Let $\Gamma=ABCD$, where:
$$A(0,0),B(a,0),C(a,\alpha),D(0,\alpha)$$
$$\omega=Pdx+Qdy=e^{-x^2+y^2}\cos(2xy)dx+e^{-x^2+y^2}\sin(2xy)$$
with $\alpha\in\mathbb{R}$, and $a$ they don't say anything about it.

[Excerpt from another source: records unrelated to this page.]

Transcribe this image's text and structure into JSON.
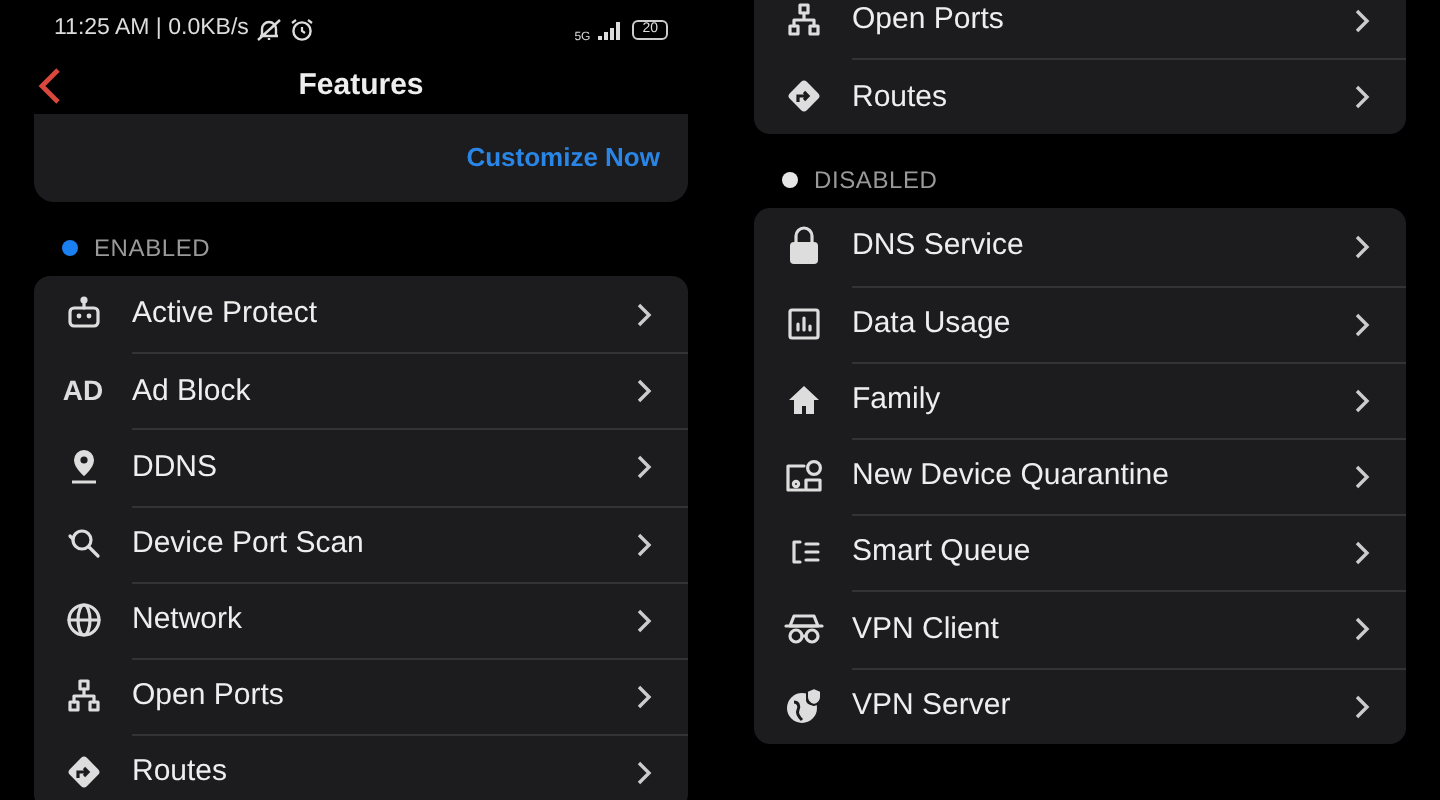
{
  "screens": [
    {
      "status_bar": {
        "time": "11:25 AM | 0.0KB/s",
        "network": "5G",
        "battery": "20"
      },
      "header": {
        "title": "Features"
      },
      "promo_card": {
        "link": "Customize Now"
      },
      "sections": [
        {
          "label": "ENABLED",
          "color": "#1a7ff0",
          "items": [
            {
              "kind": "robot",
              "label": "Active Protect"
            },
            {
              "kind": "text",
              "icon_text": "AD",
              "label": "Ad Block"
            },
            {
              "kind": "pin",
              "label": "DDNS"
            },
            {
              "kind": "search",
              "label": "Device Port Scan"
            },
            {
              "kind": "globe",
              "label": "Network"
            },
            {
              "kind": "network",
              "label": "Open Ports"
            },
            {
              "kind": "routes",
              "label": "Routes"
            }
          ]
        }
      ]
    },
    {
      "sections": [
        {
          "items": [
            {
              "kind": "network",
              "label": "Open Ports"
            },
            {
              "kind": "routes",
              "label": "Routes"
            }
          ]
        },
        {
          "label": "DISABLED",
          "color": "#e6e6e6",
          "items": [
            {
              "kind": "lock",
              "label": "DNS Service"
            },
            {
              "kind": "chart",
              "label": "Data Usage"
            },
            {
              "kind": "home",
              "label": "Family"
            },
            {
              "kind": "quarantine",
              "label": "New Device Quarantine"
            },
            {
              "kind": "queue",
              "label": "Smart Queue"
            },
            {
              "kind": "goggles",
              "label": "VPN Client"
            },
            {
              "kind": "globe-shield",
              "label": "VPN Server"
            }
          ]
        }
      ]
    }
  ]
}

However I have to use this to calculate:
$$\int_0^{\infty}e^{-t^2}cos(2\alpha t)dt$$
But since $\Gamma$ is a closed curve then $\int_{\Gamma}\omega= 0$. However how do I parametrize this and what is the intuition behind it?
My attempt:
when trying to parametrize I said: $\Gamma = AB\cup BC\cup CD\cup DA$
and so:
$AB:$ $$x(t) = t$$ $$y(t) = 0$$ $t\in [0,a]$
$BC:$ $$x(t)=a$$ $$y(t) = t$$ $t\in [0,\alpha ]$
$CD:$ $$x(t)=a-t$$ $$y(t)=\alpha$$ $t\in [0,a]$
$DA:$ $$x(t)=0$$ $$y(t) = \alpha -t$$
$t\in [0,\alpha]$
Now how do I construct the integral?
I solved it myself actually:
Using that parametrization you get that:
$$0=\int_{\Gamma}\omega=\int_{0}^{a}e^{-t^2}dt+\int_0^{\alpha}e^{-a^2+t^2}cos(2at)dt-\int_0^ae^{-t^2+\alpha^2}cos(2\alpha t)dt$$
If we note that desired integral with $I$. We can see that from the last expression we get:
$$Ie^{\alpha^2}=\int_{0}^{a}e^{-t^2}dt+\int_0^{\alpha}e^{-a^2+t^2}cos(2at)dt$$
Letting $a\to\infty$
We get: $$\boxed{I=\frac {\sqrt{\pi}}{2}e^{-\alpha^2}}$$